Using runes for direct comparisons
Many people have described Go as “C for the 21st century”. One of the things that reminds me of this metaphor is the handling of text using runes.
For a great introduction on Runes, UTF-8 Strings and generally text in Go, I recommend that you refer to Donovan and Kernighan’s ‘Blue Book’. I feel that we can use runes to enhance performance in some straightforward ways.
I encountered this specific example in the Go codebase while attempting to solve issue #44052 with CL 288712. Long story short, it’s about validating the major version suffix for Go modules.
The way this check is implemented in Go modules is by directly comparing the input using runes, ‘simulating’ the behavior of strconv.Atoi
using r >= '0' && r <= '9'
.
To be fair, that’s exactly what Atoi and ParseInt/ParseUint do in the background.
Let’s compare some code!
The rule that we’ll try to implement is the following
For a final path element of the form
/vN
where (…) N must not begin with a leading zero, must not be /v1, and must not contain any dots.
So let’s say you want to validate this given rule.. How would you go about it?
Regex!
Oh, so you want to have two problems on your hands. Jokes aside, not necessarily a bad solution!
Here’s how someone might go about solving this
var re = regexp.MustCompile(`^(\/v[2-9]|\/v([1-9][0-9]+))$`)
func parseUsingRegex(p string) bool {
return re.MatchString(p)
}
Looks simple, right? Except for that write once/read never regex, that you hope is correct (but write a bunch of tests to make sure anyway).
Stdlib
Why not use the tools in the standard library to implement these rules in a more straightforward way?
func parseUsingStdlib(p string) bool {
if !strings.HasPrefix(p, "/v") {
return false
}
if strings.HasPrefix(p[2:], "0") {
return false
}
n, err := strconv.Atoi(p[2:])
if err != nil {
return false
}
if n < 2 {
return false
}
return true
}
I’ll admit, this can be read at a glance, and is pretty easy to expand.
Runes
Finally, here’s (almost) what rsc used in the Modules toolset.
func parseUsingRunes(p string) bool {
if p[:2] != "/v" || p[2] == '0' || p == "/v1" {
return false
}
i := len(p)
for i > 2 {
if !('0' <= p[i-1] && p[i-1] <= '9') {
return false
}
i--
}
return true
}
I feel this reads more like C. Such handling make sense if we are certain that we’re dealing with ASCII, but we do lose some of the previous solution’s readability. What do we gain in return?
Benchmarks
So, how do these three examples stack against each other? Take five seconds to guess…

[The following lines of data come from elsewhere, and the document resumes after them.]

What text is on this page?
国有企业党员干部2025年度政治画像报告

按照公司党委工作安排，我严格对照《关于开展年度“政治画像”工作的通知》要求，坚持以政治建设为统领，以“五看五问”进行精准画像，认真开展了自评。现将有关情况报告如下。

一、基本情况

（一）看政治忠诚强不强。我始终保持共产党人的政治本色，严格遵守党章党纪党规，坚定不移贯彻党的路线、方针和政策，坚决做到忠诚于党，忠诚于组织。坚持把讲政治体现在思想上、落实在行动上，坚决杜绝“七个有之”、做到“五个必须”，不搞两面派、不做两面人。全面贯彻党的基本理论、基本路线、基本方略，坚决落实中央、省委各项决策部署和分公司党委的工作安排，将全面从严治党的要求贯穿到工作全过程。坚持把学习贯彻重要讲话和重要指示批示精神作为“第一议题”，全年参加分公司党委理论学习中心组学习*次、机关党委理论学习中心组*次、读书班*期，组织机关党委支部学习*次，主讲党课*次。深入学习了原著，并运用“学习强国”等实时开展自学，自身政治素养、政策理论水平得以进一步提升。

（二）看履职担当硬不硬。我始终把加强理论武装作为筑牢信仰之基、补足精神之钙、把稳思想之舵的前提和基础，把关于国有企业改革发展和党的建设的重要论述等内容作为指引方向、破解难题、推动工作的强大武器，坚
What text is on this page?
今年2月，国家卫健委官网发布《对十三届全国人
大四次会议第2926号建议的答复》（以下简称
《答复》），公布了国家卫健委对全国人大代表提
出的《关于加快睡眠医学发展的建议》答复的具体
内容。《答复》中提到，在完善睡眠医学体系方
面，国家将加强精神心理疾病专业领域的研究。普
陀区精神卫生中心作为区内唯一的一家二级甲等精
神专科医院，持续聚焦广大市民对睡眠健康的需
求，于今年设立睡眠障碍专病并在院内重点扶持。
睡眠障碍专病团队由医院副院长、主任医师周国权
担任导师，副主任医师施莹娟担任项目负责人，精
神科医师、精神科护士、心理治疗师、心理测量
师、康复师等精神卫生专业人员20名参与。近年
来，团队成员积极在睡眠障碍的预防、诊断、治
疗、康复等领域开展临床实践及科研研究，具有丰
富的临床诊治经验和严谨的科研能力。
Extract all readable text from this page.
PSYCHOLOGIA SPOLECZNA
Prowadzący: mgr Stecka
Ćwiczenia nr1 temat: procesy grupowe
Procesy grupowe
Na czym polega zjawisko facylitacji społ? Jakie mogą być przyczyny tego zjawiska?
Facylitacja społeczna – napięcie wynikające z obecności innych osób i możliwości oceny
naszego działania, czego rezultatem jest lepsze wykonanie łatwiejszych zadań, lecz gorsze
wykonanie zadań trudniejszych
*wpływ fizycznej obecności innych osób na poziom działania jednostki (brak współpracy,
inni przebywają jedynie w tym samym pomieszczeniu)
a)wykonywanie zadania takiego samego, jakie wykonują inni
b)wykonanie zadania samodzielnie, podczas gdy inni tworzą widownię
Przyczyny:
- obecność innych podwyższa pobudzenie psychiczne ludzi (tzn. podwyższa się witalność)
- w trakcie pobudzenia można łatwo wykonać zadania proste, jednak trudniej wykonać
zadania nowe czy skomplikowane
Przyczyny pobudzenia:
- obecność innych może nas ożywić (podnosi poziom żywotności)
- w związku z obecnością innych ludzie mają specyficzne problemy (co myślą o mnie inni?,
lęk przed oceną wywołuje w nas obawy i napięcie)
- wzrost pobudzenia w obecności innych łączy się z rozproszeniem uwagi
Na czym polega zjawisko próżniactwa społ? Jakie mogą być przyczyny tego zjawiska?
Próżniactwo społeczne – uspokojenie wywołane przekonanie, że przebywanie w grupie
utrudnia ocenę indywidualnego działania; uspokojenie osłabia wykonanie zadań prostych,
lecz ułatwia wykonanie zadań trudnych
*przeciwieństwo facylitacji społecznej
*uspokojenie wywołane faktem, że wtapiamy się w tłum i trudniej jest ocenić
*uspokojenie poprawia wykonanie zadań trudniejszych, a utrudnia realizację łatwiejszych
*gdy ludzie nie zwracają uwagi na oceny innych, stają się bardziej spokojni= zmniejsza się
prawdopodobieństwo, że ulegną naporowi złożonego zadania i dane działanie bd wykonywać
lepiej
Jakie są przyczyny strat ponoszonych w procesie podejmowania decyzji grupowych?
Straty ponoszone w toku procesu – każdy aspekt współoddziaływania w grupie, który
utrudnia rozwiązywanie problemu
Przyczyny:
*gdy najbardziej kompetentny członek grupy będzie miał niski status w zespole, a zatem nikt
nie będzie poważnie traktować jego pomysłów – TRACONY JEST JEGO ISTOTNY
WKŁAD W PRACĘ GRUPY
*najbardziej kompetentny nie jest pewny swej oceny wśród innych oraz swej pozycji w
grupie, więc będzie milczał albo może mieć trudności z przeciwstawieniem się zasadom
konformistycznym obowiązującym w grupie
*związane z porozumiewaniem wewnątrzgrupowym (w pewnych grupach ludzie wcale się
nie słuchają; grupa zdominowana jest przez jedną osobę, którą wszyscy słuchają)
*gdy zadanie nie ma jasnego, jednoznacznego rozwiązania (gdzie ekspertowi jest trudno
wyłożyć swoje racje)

Well, I ran the benchmark presented below; I expected some difference in performance, but not in that scale.
var c1, c2, c3, c4, c5, c6, c7 bool
func BenchmarkRegex(b *testing.B) {
var b1, b2, b3, b4, b5, b6, b7 bool
for i := 0; i < b.N; i++ {
b1 = parseUsingRegex("/v0")
b2 = parseUsingRegex("/v1")
b3 = parseUsingRegex("/v02")
b4 = parseUsingRegex("/v3.0")
b5 = parseUsingRegex("/v3b")
b6 = parseUsingRegex("/v3")
b7 = parseUsingRegex("/v42")
}
c1, c2, c3, c4, c5, c6, c7 = b1, b2, b3, b4, b5, b6, b7
}
For these seven cases, the rune comparison outperforms the ‘stdlib’ solution by 8.5x, and the ‘regex’ solution by 45.5x.
BenchmarkRegex-8 1447944 816 ns/op
BenchmarkStdlib-8 7559529 153 ns/op
BenchmarkRunes-8 64005085 17.9 ns/op
Parting words
I personally have a soft-spot for such ‘old-school’ code, but I understand that possible performance gains do not usually outweigh the loss of readability.
This example might be a little simplistic, and in general there are a lot of pitfalls when working with UTF-8 strings.
In any case, what I’d like to underline is, when you’re trying to squeeze some more performance out of some critical path, don’t hesitate to use the language’s lower level building blocks.
Until next time, bye!